ODECO paper on the use of open government data to create social value

During the 6th to 8th of September ESR6, María Elena López shared insights from her research at the IFIP EGOV 2022 conference, which took place in Linköping, Sweden. The research collaboration “The Use of Open Data to Create Social Value” in coauthor-ship with Rikke Magnussen was published in the Electronic Governance e-Book of the 21st IFIP WG 8.5 International Conference, EGOV 2022 conference proceedings by Springer Cham. The conference represents the merge of the IFIP WG 8.5 Electronic Government (EGOV), the IFIP WG 8.5 IFIP Electronic Participation (ePart), and the Conference for E-Democracy and Open Government Conference (CeDEM). The discussion across the conference covered topics such as Public Services, the role of Social Media, Open Government and Open Data, AI, Bots, Data Analytics, Smart Cities, and E-Government Evaluation.

Abstract

 

The current work aims to identify the perspectives from which scholars have studied the link between the citizens’ involvement in the use of Open Government Data (OGD) and the creation of social value to solve local issues in cities as the expected result.
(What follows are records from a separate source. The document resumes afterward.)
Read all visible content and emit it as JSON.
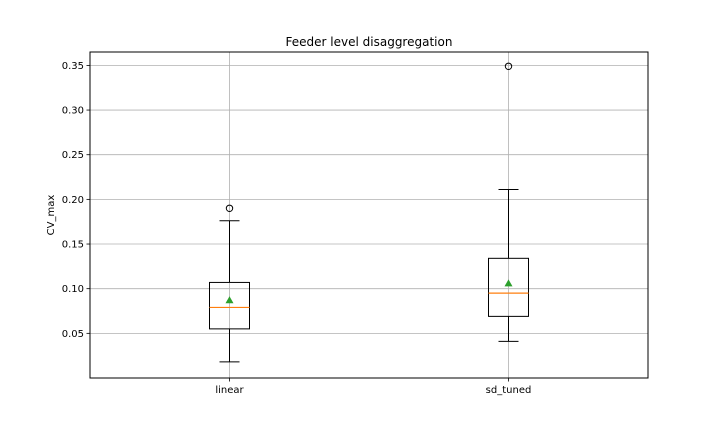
{
  "chart_data": {
    "type": "box",
    "title": "Feeder level disaggregation",
    "xlabel": "",
    "ylabel": "CV_max",
    "categories": [
      "linear",
      "sd_tuned"
    ],
    "ylim": [
      0.0,
      0.365
    ],
    "yticks": [
      0.05,
      0.1,
      0.15,
      0.2,
      0.25,
      0.3,
      0.35
    ],
    "ytick_labels": [
      "0.05",
      "0.10",
      "0.15",
      "0.20",
      "0.25",
      "0.30",
      "0.35"
    ],
    "grid": true,
    "boxes": [
      {
        "category": "linear",
        "whisker_low": 0.018,
        "q1": 0.055,
        "median": 0.079,
        "q3": 0.107,
        "whisker_high": 0.176,
        "mean": 0.087,
        "outliers": [
          0.19
        ]
      },
      {
        "category": "sd_tuned",
        "whisker_low": 0.041,
        "q1": 0.069,
        "median": 0.095,
        "q3": 0.134,
        "whisker_high": 0.211,
        "mean": 0.106,
        "outliers": [
          0.349
        ]
      }
    ],
    "colors": {
      "box": "#000000",
      "median": "#ff7f0e",
      "mean": "#2ca02c",
      "grid": "#b0b0b0"
    }
  }
}
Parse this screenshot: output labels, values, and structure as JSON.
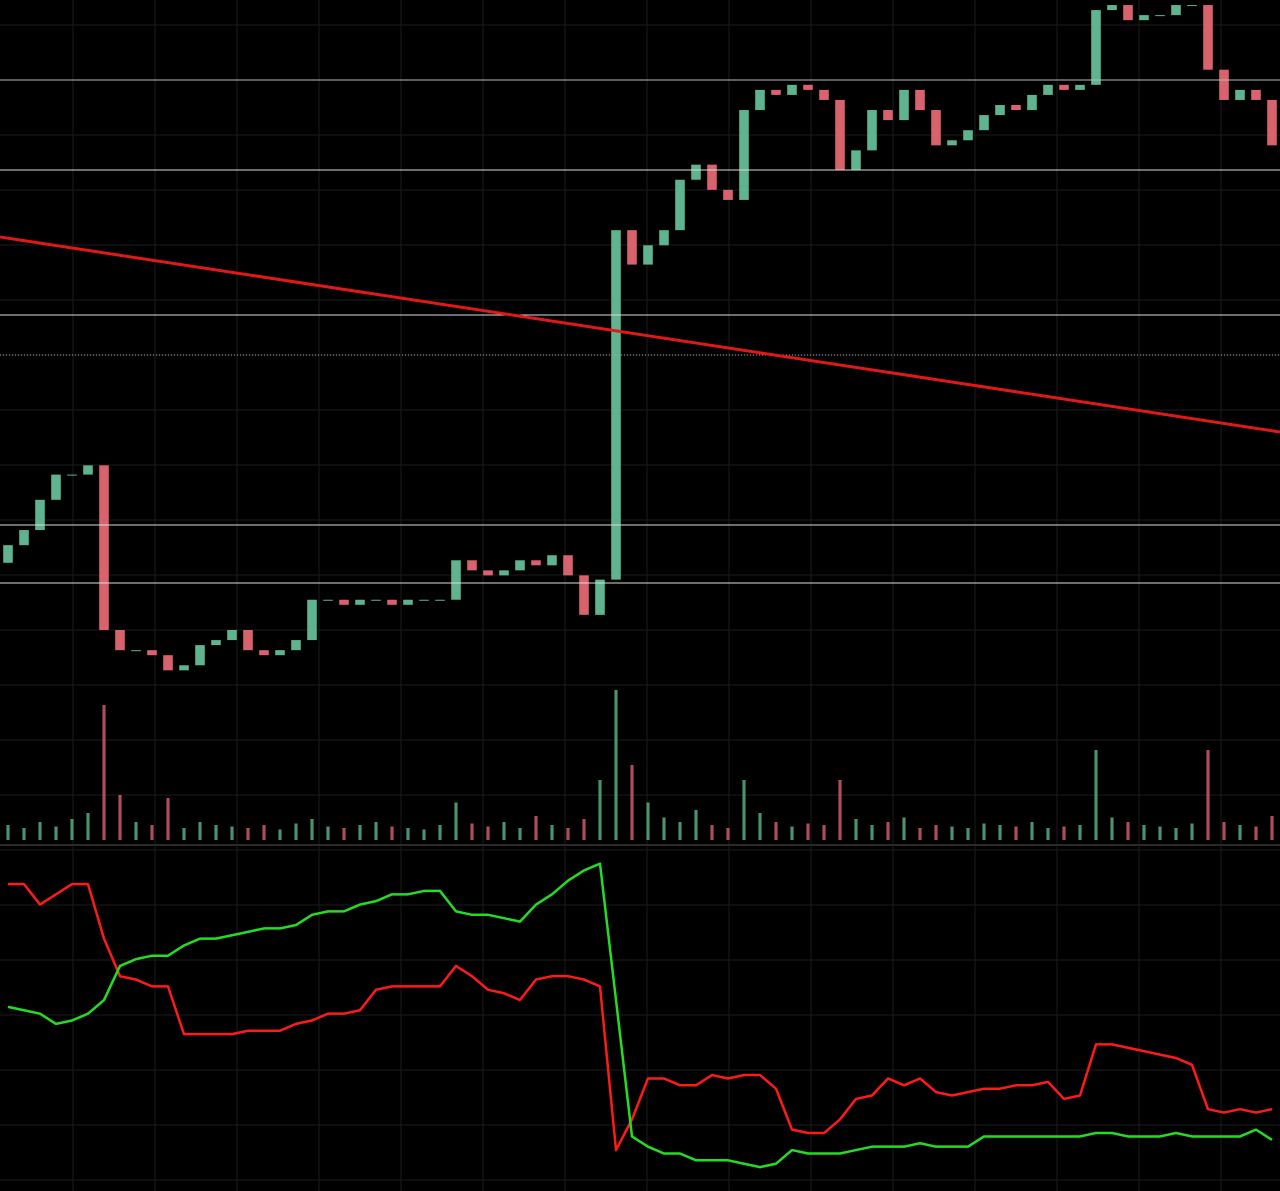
{
  "chart_data": [
    {
      "type": "candlestick",
      "color_up": "#5fb38f",
      "color_down": "#d9626f",
      "ylim": [
        0,
        100
      ],
      "grid": true,
      "open": [
        33.0,
        35.1,
        36.9,
        40.5,
        43.5,
        43.5,
        44.6,
        25.0,
        22.6,
        22.6,
        22.0,
        20.2,
        20.8,
        23.2,
        23.8,
        25.0,
        22.6,
        22.0,
        22.6,
        23.8,
        28.6,
        28.6,
        28.0,
        28.6,
        28.6,
        28.0,
        28.6,
        28.6,
        28.6,
        33.3,
        32.1,
        31.5,
        32.1,
        33.3,
        32.7,
        33.9,
        31.5,
        26.8,
        31.0,
        72.6,
        68.5,
        70.8,
        72.6,
        78.6,
        80.4,
        77.4,
        76.2,
        86.9,
        89.3,
        88.7,
        89.9,
        89.3,
        88.1,
        79.8,
        82.1,
        86.9,
        85.7,
        89.3,
        86.9,
        82.7,
        83.3,
        84.5,
        86.3,
        87.5,
        86.9,
        88.7,
        89.9,
        89.3,
        89.9,
        98.8,
        99.4,
        97.6,
        98.2,
        98.2,
        99.4,
        99.4,
        91.7,
        88.1,
        89.3,
        88.1
      ],
      "close": [
        35.1,
        36.9,
        40.5,
        43.5,
        43.5,
        44.6,
        25.0,
        22.6,
        22.6,
        22.0,
        20.2,
        20.8,
        23.2,
        23.8,
        25.0,
        22.6,
        22.0,
        22.6,
        23.8,
        28.6,
        28.6,
        28.0,
        28.6,
        28.6,
        28.0,
        28.6,
        28.6,
        28.6,
        33.3,
        32.1,
        31.5,
        32.1,
        33.3,
        32.7,
        33.9,
        31.5,
        26.8,
        31.0,
        72.6,
        68.5,
        70.8,
        72.6,
        78.6,
        80.4,
        77.4,
        76.2,
        86.9,
        89.3,
        88.7,
        89.9,
        89.3,
        88.1,
        79.8,
        82.1,
        86.9,
        85.7,
        89.3,
        86.9,
        82.7,
        83.3,
        84.5,
        86.3,
        87.5,
        86.9,
        88.7,
        89.9,
        89.3,
        89.9,
        98.8,
        99.4,
        97.6,
        98.2,
        98.2,
        99.4,
        99.4,
        91.7,
        88.1,
        89.3,
        88.1,
        82.7
      ]
    },
    {
      "type": "bar",
      "ylim": [
        0,
        100
      ],
      "values": [
        10,
        8,
        12,
        9,
        14,
        18,
        90,
        30,
        12,
        10,
        28,
        8,
        12,
        10,
        9,
        8,
        10,
        7,
        11,
        14,
        9,
        8,
        10,
        12,
        9,
        8,
        7,
        10,
        25,
        11,
        9,
        12,
        8,
        16,
        10,
        8,
        14,
        40,
        100,
        50,
        25,
        15,
        12,
        20,
        10,
        8,
        40,
        18,
        12,
        9,
        11,
        10,
        40,
        14,
        10,
        12,
        15,
        8,
        10,
        9,
        8,
        11,
        10,
        9,
        12,
        8,
        9,
        10,
        60,
        15,
        12,
        10,
        9,
        8,
        11,
        60,
        12,
        10,
        9,
        16
      ]
    },
    {
      "type": "line",
      "ylim": [
        0,
        100
      ],
      "series": [
        {
          "color": "#ff1a1a",
          "values": [
            90,
            90,
            84,
            87,
            90,
            90,
            74,
            63,
            62,
            60,
            60,
            46,
            46,
            46,
            46,
            47,
            47,
            47,
            49,
            50,
            52,
            52,
            53,
            59,
            60,
            60,
            60,
            60,
            66,
            63,
            59,
            58,
            56,
            62,
            63,
            63,
            62,
            60,
            12,
            21,
            33,
            33,
            31,
            31,
            34,
            33,
            34,
            34,
            30,
            18,
            17,
            17,
            21,
            27,
            28,
            33,
            31,
            33,
            29,
            28,
            29,
            30,
            30,
            31,
            31,
            32,
            27,
            28,
            43,
            43,
            42,
            41,
            40,
            39,
            37,
            24,
            23,
            24,
            23,
            24
          ]
        },
        {
          "color": "#22dd22",
          "values": [
            54,
            53,
            52,
            49,
            50,
            52,
            56,
            66,
            68,
            69,
            69,
            72,
            74,
            74,
            75,
            76,
            77,
            77,
            78,
            81,
            82,
            82,
            84,
            85,
            87,
            87,
            88,
            88,
            82,
            81,
            81,
            80,
            79,
            84,
            87,
            91,
            94,
            96,
            56,
            16,
            13,
            11,
            11,
            9,
            9,
            9,
            8,
            7,
            8,
            12,
            11,
            11,
            11,
            12,
            13,
            13,
            13,
            14,
            13,
            13,
            13,
            16,
            16,
            16,
            16,
            16,
            16,
            16,
            17,
            17,
            16,
            16,
            16,
            17,
            16,
            16,
            16,
            16,
            18,
            15
          ]
        }
      ]
    }
  ]
}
Recent studies have concentrated on studying the barriers and conditions of using OGD by focusing on specific types and users’ motivations. Researchers have found that the critical problem of Open Data initiatives is the lack of utilization. Therefore, to allow more rigorous empirical research to assess if the estimated effects of OGD are measurable, there is a need to investigate the link between the types of users and the potential type of effects, that for this proposal is the creation of social value. The study adopted a systematic literature review to map the most current work addressing the utilization of OGD to create social value within different domains. Forty-six records were identified and characterized into four categories of studies: i) Governance – the interconnection of aspects that allow managing and using OGD; ii) Availability- aspects limiting OGD access and re-use; iii) Adoption – aspects that enable the acceptance or rejection of OGD; and iv) Impact – capacity to solve social problems. This study reinforces the move toward decentralizing data governance and civic services.